Il est une image qui résume assez merveilleusement la situation où nous sommes aujourd'hui, cette situation dans laquelle nous place ce hiatus constant entre capacitation et aliénation. C'est l'image du "malconfort", telle que décrite par A. Camus dans La Chute :
"C’est vrai vous ne connaissez pas cette cellule de basse-fosse qu’au Moyen-Age on appelait le « Malconfort ». En général, on vous y oubliait pour la vie. Cette cellule se distinguait des autres par d’ingénieuses dimensions. Elle n’était pas assez haute pour qu’on s’y tînt debout, mais pas assez large pour qu’on pût s’y coucher. Il fallait prendre le genre empêché, vivre en diagonale; le sommeil était une chute, la veille un accroupissement. Mon cher, il y avait du génie, et je pèse mes mots, dans cette trouvaille si simple.
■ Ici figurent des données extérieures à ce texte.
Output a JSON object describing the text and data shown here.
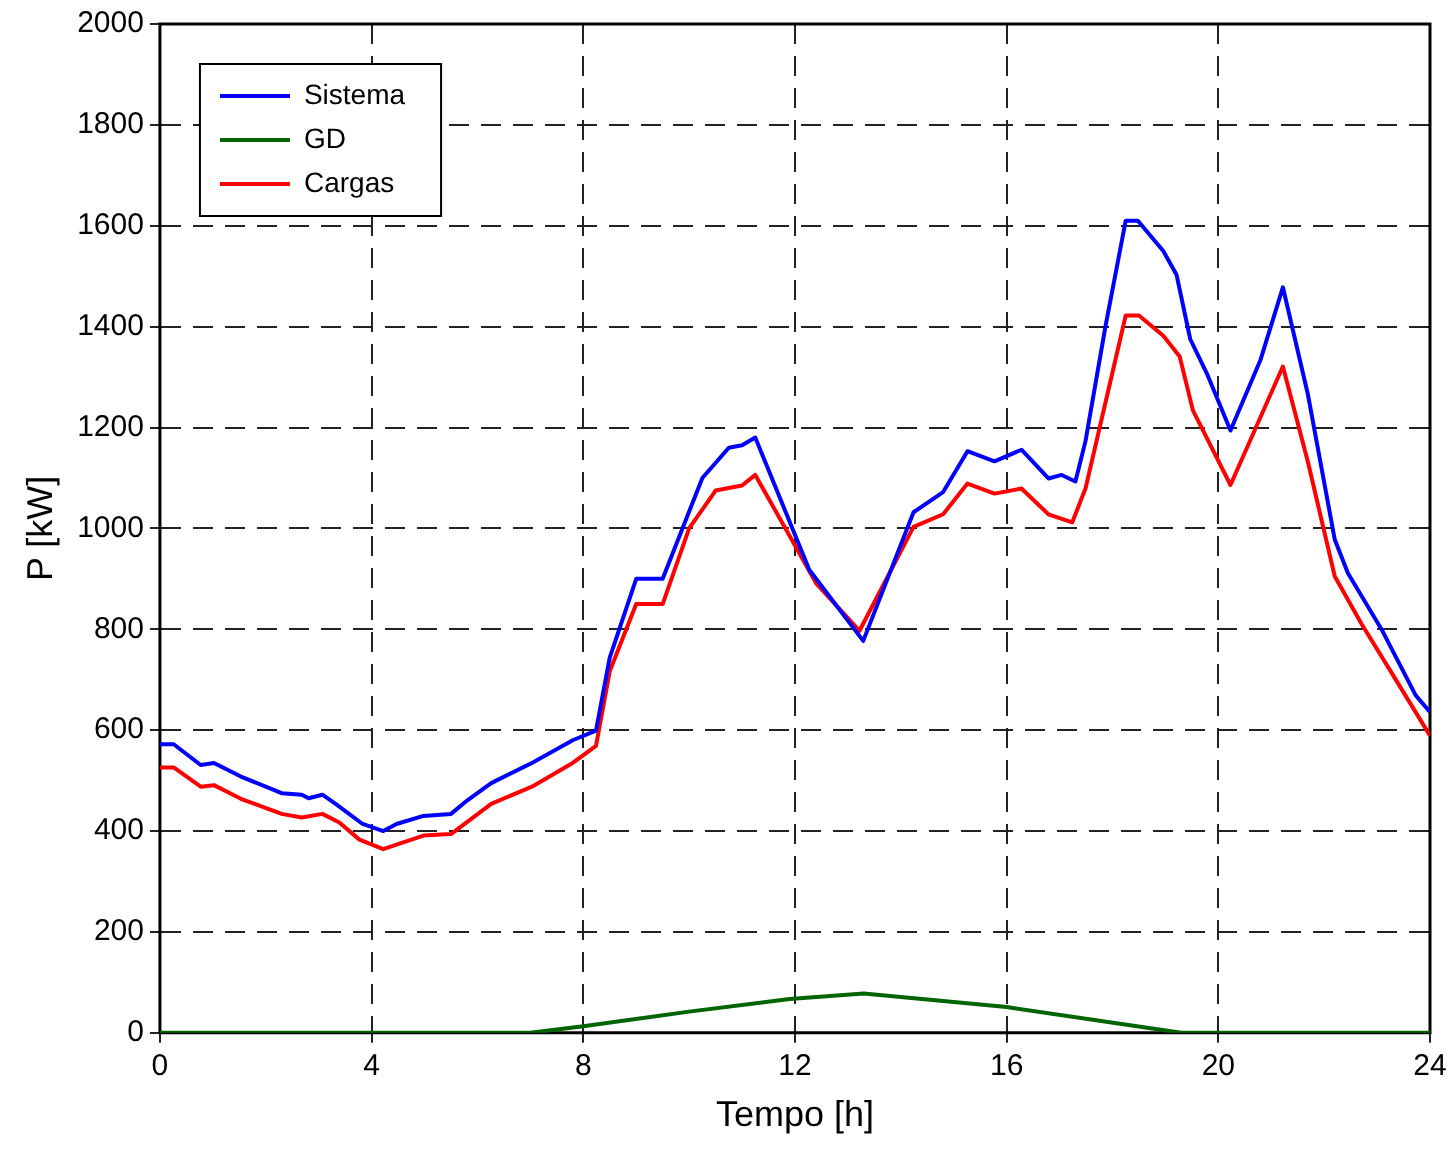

Tous les jours, par l’immuable contrainte qui ankylosait son corps, le condamné apprenait qu’il était coupable et que l’innocence consiste à s’étirer joyeusement." Albert Camus. La chute.
Qu'il soit d'Amazon, de Google, d'Apple ou de Facebook le smartphone est un malconfort.
On s'y confi(n)e pour la vie. Il se distingue des autres terminaux par d'ingénieuses dimensions. Il nous fait prendre le genre empêché, vivre en diagonale ; la déconnexion était une chute, le débit ralenti un accroupissement. Mon cher il y avait du génie, et je pèse mes mots, dans cette trouvaille si simple. Tous les jours, par l'immuable contrainte attentionnelle qui ankylosait aussi son corps, le condamné désapprenait qu'il était surveillé et que la liberté consiste à se connecter sans culpabiliser de ne pas l'être tout le temps, de la même manière et aux mêmes endroits que tout le monde.
"Maintenant. Main tenant. Tenant en main le monde" racontait ce merveilleux conteur qu'est Michel Serres. Je veux croire à la promesse de sa petite poucette. Et je veux dire à cette enfant qu'une reine s'approche avec une pomme empoisonnée. Que cette pomme est belle. Qu'elle est apétissante. Qu'elle la croquera avec délice. Qu'elle l'a déjà croquée. Qu'elle attend désormais qu'un Prince viennent déposer un baiser sur ses lèvres. Que celui-ci n'attende pas qu'elle n'ait plus que la peau sur l'OS. Et qu'à l'inverse du baiser biblique, celui-ci soit l'occasion de voir se dissiper les brumes algorithmiques de la matrice, le brouillard du cloud, qui seul donne au malconfort l'apparence d'un jardin – fermé – des délices, et que petite poucette … se réveille. Nous réveille.
Ils vécurent heureux, et eurent beaucoup d'enfants connectés, sans que smartphone leur soit conté.